Quanto à agricultura, Mao criticou o sistema de entregas obrigatórias de cereais ao Estado, na União Soviética, porque se açambarcava uma quantidade exagerada da produção e pagavam preços muito baixos. Isso prejudicava os que trabalhavam no campo e cortava o estímulo para o aumento da produção. Na China, ao contrário, deveria haver uma política favorável, simultaneamente, aos interesses estatais e dos camponeses: imposto agrícola baixo, intercâmbio com valores equivalentes ou quase equivalentes dos produtos industriais e agrícolas; preços normais na aquisição dos cereais para estoques, sem perdas para camponeses etc. Deveriam ser adotadas medidas absolutamente óbvias sobre as cooperativas: porcentagens apropriadas (o que é apropriada) das porcentagens das rendas entre Estado,

cooperativa e camponeses; a preservação dos recursos para a produção, administração e bem- estar público; evitar perdas na gestão dos gastos; não exagerar nos volumes dos fundos de acumulação coletiva e de bem-estar público.
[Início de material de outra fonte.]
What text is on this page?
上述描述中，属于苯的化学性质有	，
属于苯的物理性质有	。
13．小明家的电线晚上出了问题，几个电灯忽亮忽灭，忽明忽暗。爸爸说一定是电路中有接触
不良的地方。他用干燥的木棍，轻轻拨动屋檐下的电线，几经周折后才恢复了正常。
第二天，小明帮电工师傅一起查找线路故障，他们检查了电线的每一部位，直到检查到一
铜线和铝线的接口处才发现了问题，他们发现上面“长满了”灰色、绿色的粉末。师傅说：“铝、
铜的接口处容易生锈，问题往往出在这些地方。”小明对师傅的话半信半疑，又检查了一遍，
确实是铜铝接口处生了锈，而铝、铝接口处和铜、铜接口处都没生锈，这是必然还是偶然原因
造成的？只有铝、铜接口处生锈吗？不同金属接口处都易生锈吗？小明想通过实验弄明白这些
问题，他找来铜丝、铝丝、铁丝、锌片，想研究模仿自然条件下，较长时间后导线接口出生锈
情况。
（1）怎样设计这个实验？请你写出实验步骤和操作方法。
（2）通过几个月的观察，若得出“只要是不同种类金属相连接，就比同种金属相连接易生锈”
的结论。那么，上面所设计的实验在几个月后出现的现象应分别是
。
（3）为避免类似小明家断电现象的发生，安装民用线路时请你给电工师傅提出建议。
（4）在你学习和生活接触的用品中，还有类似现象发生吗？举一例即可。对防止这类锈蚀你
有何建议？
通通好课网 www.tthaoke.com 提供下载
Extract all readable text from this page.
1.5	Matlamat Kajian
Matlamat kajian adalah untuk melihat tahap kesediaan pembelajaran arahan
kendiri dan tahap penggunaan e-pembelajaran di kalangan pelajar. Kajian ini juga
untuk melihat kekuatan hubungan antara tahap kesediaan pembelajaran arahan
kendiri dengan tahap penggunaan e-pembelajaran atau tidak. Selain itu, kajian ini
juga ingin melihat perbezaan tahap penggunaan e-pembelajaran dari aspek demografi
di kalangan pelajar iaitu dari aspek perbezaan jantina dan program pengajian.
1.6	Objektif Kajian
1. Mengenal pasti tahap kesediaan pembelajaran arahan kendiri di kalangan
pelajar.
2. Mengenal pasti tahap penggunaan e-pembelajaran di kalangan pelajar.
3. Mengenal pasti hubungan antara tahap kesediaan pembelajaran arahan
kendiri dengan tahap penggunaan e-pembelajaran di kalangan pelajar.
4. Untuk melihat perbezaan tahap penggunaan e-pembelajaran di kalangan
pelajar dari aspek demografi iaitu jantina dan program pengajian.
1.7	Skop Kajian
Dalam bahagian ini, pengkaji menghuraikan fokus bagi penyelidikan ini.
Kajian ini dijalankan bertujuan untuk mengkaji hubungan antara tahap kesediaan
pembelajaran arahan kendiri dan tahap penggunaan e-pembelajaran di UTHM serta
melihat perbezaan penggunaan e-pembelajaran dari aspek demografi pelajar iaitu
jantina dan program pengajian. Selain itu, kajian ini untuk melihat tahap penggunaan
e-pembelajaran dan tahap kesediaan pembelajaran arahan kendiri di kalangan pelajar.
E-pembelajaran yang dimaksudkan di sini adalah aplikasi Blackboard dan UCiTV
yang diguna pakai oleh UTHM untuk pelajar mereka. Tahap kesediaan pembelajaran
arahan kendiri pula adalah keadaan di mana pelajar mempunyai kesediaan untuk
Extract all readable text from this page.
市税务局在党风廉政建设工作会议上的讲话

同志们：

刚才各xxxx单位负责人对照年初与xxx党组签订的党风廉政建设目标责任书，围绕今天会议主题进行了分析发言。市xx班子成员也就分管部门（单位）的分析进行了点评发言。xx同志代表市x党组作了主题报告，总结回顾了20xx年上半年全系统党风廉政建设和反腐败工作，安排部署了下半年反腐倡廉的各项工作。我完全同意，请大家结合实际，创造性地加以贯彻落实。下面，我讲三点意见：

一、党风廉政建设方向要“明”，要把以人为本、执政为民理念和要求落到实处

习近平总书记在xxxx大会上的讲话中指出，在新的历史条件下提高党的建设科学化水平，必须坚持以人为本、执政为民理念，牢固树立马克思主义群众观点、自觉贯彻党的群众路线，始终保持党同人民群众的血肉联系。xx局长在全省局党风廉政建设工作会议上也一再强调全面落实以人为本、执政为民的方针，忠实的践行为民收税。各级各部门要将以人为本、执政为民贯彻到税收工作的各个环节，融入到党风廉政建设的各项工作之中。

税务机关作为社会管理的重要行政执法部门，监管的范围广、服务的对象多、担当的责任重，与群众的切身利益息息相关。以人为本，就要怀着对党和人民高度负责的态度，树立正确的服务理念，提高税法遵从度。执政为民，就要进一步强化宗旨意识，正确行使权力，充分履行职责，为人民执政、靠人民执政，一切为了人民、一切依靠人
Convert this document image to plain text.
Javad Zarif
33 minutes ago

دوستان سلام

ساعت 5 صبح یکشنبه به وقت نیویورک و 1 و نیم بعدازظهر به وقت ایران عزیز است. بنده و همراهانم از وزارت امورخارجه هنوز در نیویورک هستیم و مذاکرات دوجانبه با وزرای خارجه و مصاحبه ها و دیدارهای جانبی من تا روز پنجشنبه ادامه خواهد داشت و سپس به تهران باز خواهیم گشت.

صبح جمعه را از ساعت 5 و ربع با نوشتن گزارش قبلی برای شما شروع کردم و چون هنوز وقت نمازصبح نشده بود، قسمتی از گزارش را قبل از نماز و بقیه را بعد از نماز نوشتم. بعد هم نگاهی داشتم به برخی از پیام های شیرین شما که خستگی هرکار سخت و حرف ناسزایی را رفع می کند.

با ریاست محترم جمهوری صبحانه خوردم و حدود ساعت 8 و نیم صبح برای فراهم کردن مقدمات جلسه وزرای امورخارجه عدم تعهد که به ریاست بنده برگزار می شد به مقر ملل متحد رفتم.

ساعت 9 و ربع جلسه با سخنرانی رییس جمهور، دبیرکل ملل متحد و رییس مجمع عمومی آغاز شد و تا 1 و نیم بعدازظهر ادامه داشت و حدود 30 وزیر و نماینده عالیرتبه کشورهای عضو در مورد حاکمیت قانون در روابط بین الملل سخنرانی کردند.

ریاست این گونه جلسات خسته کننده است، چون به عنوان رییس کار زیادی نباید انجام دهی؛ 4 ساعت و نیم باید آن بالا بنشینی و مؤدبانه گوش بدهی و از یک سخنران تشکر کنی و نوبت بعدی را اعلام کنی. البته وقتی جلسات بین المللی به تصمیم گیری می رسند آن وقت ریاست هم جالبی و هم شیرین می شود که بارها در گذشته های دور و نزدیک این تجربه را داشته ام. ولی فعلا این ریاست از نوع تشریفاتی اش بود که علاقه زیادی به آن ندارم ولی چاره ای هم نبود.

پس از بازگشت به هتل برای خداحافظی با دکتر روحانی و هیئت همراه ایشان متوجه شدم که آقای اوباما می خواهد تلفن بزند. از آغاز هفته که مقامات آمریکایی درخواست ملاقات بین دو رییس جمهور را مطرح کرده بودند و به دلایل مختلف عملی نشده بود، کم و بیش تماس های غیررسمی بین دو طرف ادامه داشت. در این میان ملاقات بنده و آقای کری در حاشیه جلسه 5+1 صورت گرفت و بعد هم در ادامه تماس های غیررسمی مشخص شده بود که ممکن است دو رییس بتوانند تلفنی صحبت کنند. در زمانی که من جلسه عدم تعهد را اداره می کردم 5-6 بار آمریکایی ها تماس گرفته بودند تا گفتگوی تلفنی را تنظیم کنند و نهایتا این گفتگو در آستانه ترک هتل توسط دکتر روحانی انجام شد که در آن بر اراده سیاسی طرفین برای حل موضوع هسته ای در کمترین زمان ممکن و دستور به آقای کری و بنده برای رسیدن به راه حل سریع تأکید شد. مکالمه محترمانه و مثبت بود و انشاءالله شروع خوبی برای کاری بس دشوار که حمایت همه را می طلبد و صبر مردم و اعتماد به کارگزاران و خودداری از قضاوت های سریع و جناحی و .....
Além disso, propôs-se que as rendas de 90% dos membros da cooperativa fossem aumentadas a cada ano, a depender da ausência de problemas climáticos e do incremento da produção.

Sobre as relações entre as autoridades centrais e locais, Mao (1977b, p. 317-320) repisou noções extremamente genéricas. É evidente que deveria haver cooperação entre os níveis de governo no desenvolvimento da indústria (com maiores responsabilidades do governo central) e da agricultura e comé rcio (com mais atribuições para as autoridades locais). Assim, propôs que os Ministérios escutassem as autoridades locais, em vez de imporem suas ordens aos seus correspondentes departamentos provinciais e municipais. Embora o poder legislativo fosse uma instância centralizada, as autoridades locais poderiam elaborar normas e regulamentos, respeitando as diretivas centrais. Voltando-se para os interesses do país, a ‘luta por poderes’ não era divisionista, nem expressão de localismo. As relações entre as autoridades centrais e locais e entre as próprias instâncias locais (províncias e municípios) seriam presididas pelo princípio do interesse geral, da ajuda mútua e das concessões recíprocas.

Em 1957, Mao (2003c, p. 83) reconheceu que, nas empresas mistas (estatal e privadas) da indústria e do comércio, havia exploração do trabalho e os capitalistas associados recebiam dividendos. Mantinha-se, como semi-socialista, uma parte das cooperativas agrícolas e das cooperativas de produção manufatureira. A parte socia lista era composta por unidades de produção que tinham a propriedade de todo o povo e a propriedade coletiva. Havia imperfeição nas relações de produção. Manifestava-se a simultaneidade de consonância, em algumas partes, em certos setores, e contradição, em outras partes, em outros setores, entre as relações de produção e as forças produtivas.